I’m not exactly sure where to begin this post.
But I think it’s best to start with the day I finally realized that something was terribly wrong with my four year old son, David.
It was a Saturday night (August 3rd), and I was looking through old pictures of my family. I needed to find a picture that best represented our family to turn in for an upcoming writing assignment. As I looked further back to older pictures that were stored on my laptop, my eyes fell on this one.
I immediately noticed how different David looked in this picture compared to how he’d been looking over the past few months. I noticed the color in his face, his pink lips, and his smile. He looked…healthy and happy.
That was my David.
He’d somehow disappeared over the months and become the David we knew now….cranky, cold, tired, and often lashing out at siblings.
Ruben and I had been noticing changes in David’s behavior but never thought it was something I needed to make a doctor’s appointment for. We didn’t know what the problem was but whatever it was, we thought David was just different than our other four kids. He needed to ride in the stroller when we’d go out because of how quickly he’d become tired. And we needed to remember to leave the house with a jacket for him for when he’d be cold…when no one else was cold.
After I admired the happy, healthy-looking picture of David.
My eyes fell on this picture.
It still takes my breath away.
And I feel like the stupidest mom in the world when I see it.
Ruben took this picture of our five kids when we were in Chicago at the end of July for the BlogHer’13 conference. He spent time with the kids while I went attended the conference.
Immediately, when I saw this picture, I knew something was terribly wrong with David. I called Ruben over to look at the pictures and told him I’d be making a doctor’s appointment for David on Monday.
But then I woke up on Sunday morning, and I started noticing everything wrong about David. The insanely difficult mornings filled with anger, screaming, and crying, trying to get him ready for the day weren’t normal.

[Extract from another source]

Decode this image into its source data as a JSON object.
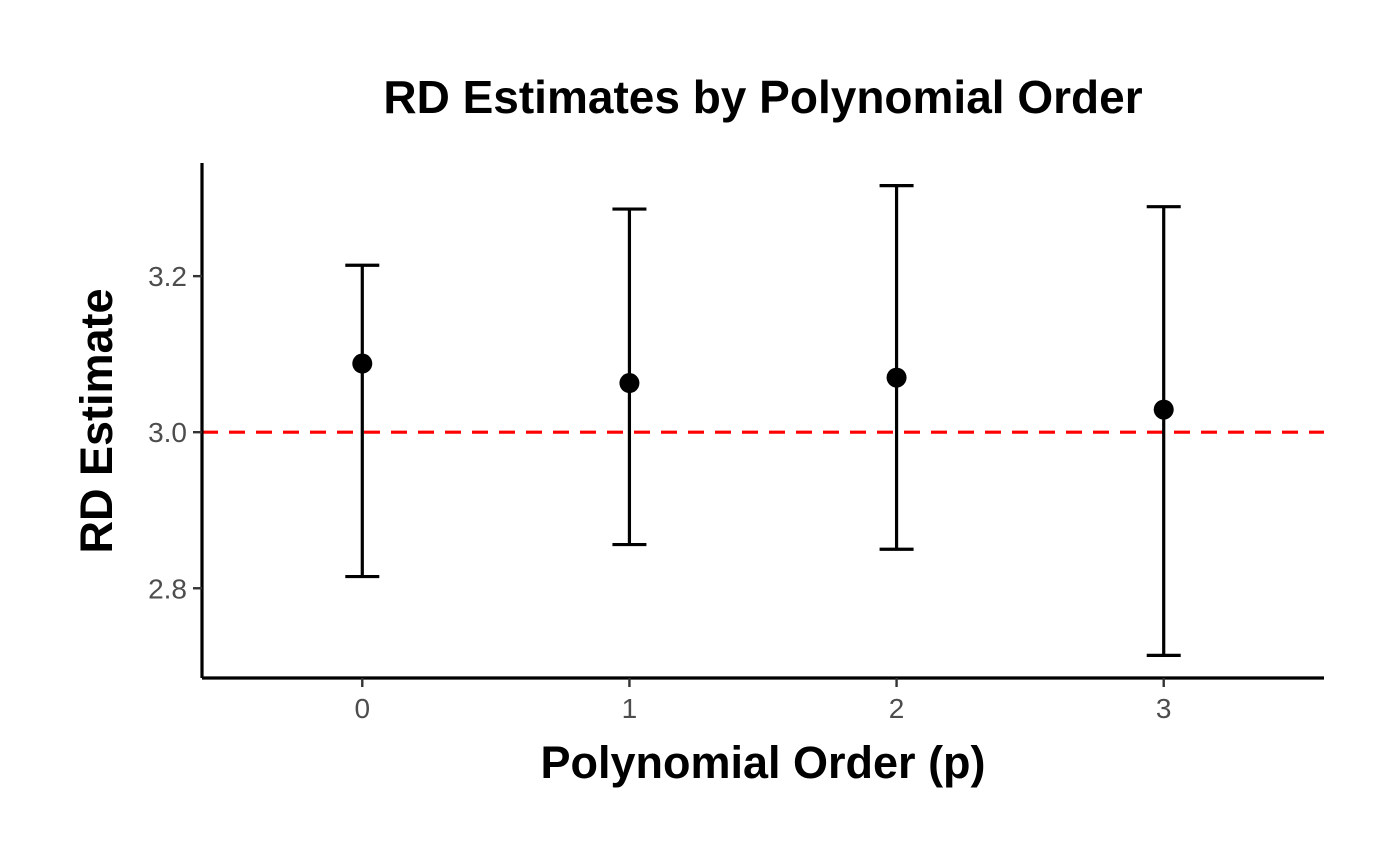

David wasn’t simply “not a morning person.” He was sick. The constant requests for someone to “sit with me or lay with me” weren’t just David wanting to cuddle. He was tired and had no energy. The change is his overall color — it was real and not my imagination.

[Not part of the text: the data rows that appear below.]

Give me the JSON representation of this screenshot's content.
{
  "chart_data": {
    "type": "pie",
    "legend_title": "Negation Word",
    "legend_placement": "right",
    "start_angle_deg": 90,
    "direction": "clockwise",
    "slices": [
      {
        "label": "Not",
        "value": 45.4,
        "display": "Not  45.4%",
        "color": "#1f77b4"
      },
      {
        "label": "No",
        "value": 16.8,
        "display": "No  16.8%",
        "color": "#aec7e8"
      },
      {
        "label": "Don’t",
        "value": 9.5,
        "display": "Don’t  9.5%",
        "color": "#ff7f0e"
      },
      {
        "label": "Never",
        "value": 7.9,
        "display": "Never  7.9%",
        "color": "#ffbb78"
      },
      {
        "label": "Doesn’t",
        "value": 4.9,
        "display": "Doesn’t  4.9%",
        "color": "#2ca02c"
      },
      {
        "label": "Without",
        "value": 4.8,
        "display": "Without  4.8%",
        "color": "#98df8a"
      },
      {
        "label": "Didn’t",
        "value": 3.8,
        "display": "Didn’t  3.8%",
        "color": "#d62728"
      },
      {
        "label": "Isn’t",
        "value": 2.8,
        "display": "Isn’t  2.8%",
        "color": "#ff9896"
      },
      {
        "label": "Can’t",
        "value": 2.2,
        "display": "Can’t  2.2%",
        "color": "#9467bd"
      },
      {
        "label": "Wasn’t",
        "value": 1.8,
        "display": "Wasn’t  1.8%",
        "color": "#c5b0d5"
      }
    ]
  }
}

Ruben had gone to church that morning with our older kids while I stayed home with the little ones, because we had a virus of some sort going through our family. I text messaged him and told him that I’d be taking David straight to the emergency room once he was home.
When we arrived at the ER, I carried David inside because he was too tired to walk. After a brief rundown with the person at the desk, David was taken straight back, and the ER doctor immediately knew that something was wrong.
She was right.
David’s hemoglobin was at 2. (A normal level is anywhere from 11.5-13.5.)

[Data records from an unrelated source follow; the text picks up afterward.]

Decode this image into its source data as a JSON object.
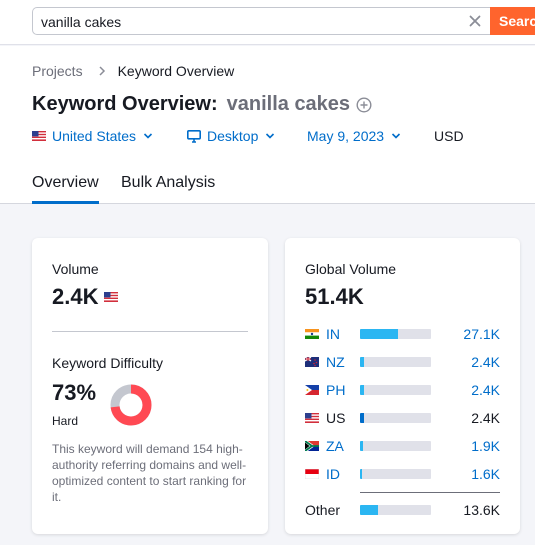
{
  "search": {
    "value": "vanilla cakes",
    "button_label": "Search"
  },
  "breadcrumb": {
    "parent": "Projects",
    "current": "Keyword Overview"
  },
  "header": {
    "title": "Keyword Overview:",
    "keyword": "vanilla cakes",
    "filters": {
      "country": "United States",
      "device": "Desktop",
      "date": "May 9, 2023",
      "currency": "USD"
    }
  },
  "tabs": [
    {
      "label": "Overview",
      "active": true
    },
    {
      "label": "Bulk Analysis",
      "active": false
    }
  ],
  "volume_card": {
    "volume_label": "Volume",
    "volume_value": "2.4K",
    "kd_label": "Keyword Difficulty",
    "kd_value": "73%",
    "kd_percent": 73,
    "kd_word": "Hard",
    "kd_description": "This keyword will demand 154 high-authority referring domains and well-optimized content to start ranking for it.",
    "colors": {
      "kd_fill": "#ff4953",
      "kd_track": "#c4c7cf"
    }
  },
  "global_card": {
    "label": "Global Volume",
    "value": "51.4K",
    "countries": [
      {
        "code": "IN",
        "value": "27.1K",
        "share": 0.53,
        "flag": "flag-india",
        "current": false
      },
      {
        "code": "NZ",
        "value": "2.4K",
        "share": 0.05,
        "flag": "flag-new-zealand",
        "current": false
      },
      {
        "code": "PH",
        "value": "2.4K",
        "share": 0.05,
        "flag": "flag-philippines",
        "current": false
      },
      {
        "code": "US",
        "value": "2.4K",
        "share": 0.05,
        "flag": "flag-united-states",
        "current": true
      },
      {
        "code": "ZA",
        "value": "1.9K",
        "share": 0.04,
        "flag": "flag-south-africa",
        "current": false
      },
      {
        "code": "ID",
        "value": "1.6K",
        "share": 0.03,
        "flag": "flag-indonesia",
        "current": false
      }
    ],
    "other": {
      "label": "Other",
      "value": "13.6K",
      "share": 0.26
    }
  },
  "colors": {
    "accent": "#006dca",
    "search_button": "#ff642d",
    "bar": "#2bb6f2",
    "bar_track": "#e0e1e9"
  }
}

He had a platelet count of 6. (A normal platelet count is anywhere from 150-400.)
And his white blood cells were low.
My mind was trying to understand what these numbers written on a white sheet of paper meant for my son. I found the courage to ask the doctor for the bottom line.
She wasted no time in telling me that she believed David had leukemia. He would be transferred by ambulance to Children’s Hospital in Chicago.
To be continued….
David’s Symptoms of Aplastic Anemia
- Pale/Yellow skin
- Rapid heart rate
- Petechiae (tiny red or purple spots on David’s body)
One of my goals for writing these posts is to raise further awareness about aplastic anemia and even encourage others to register for the national bone marrow registry, Be the Match. Lord willing, someone in this registry will save my son’s life. If you have any questions, feel free to ask away in the comments, and I’ll share as much as I can.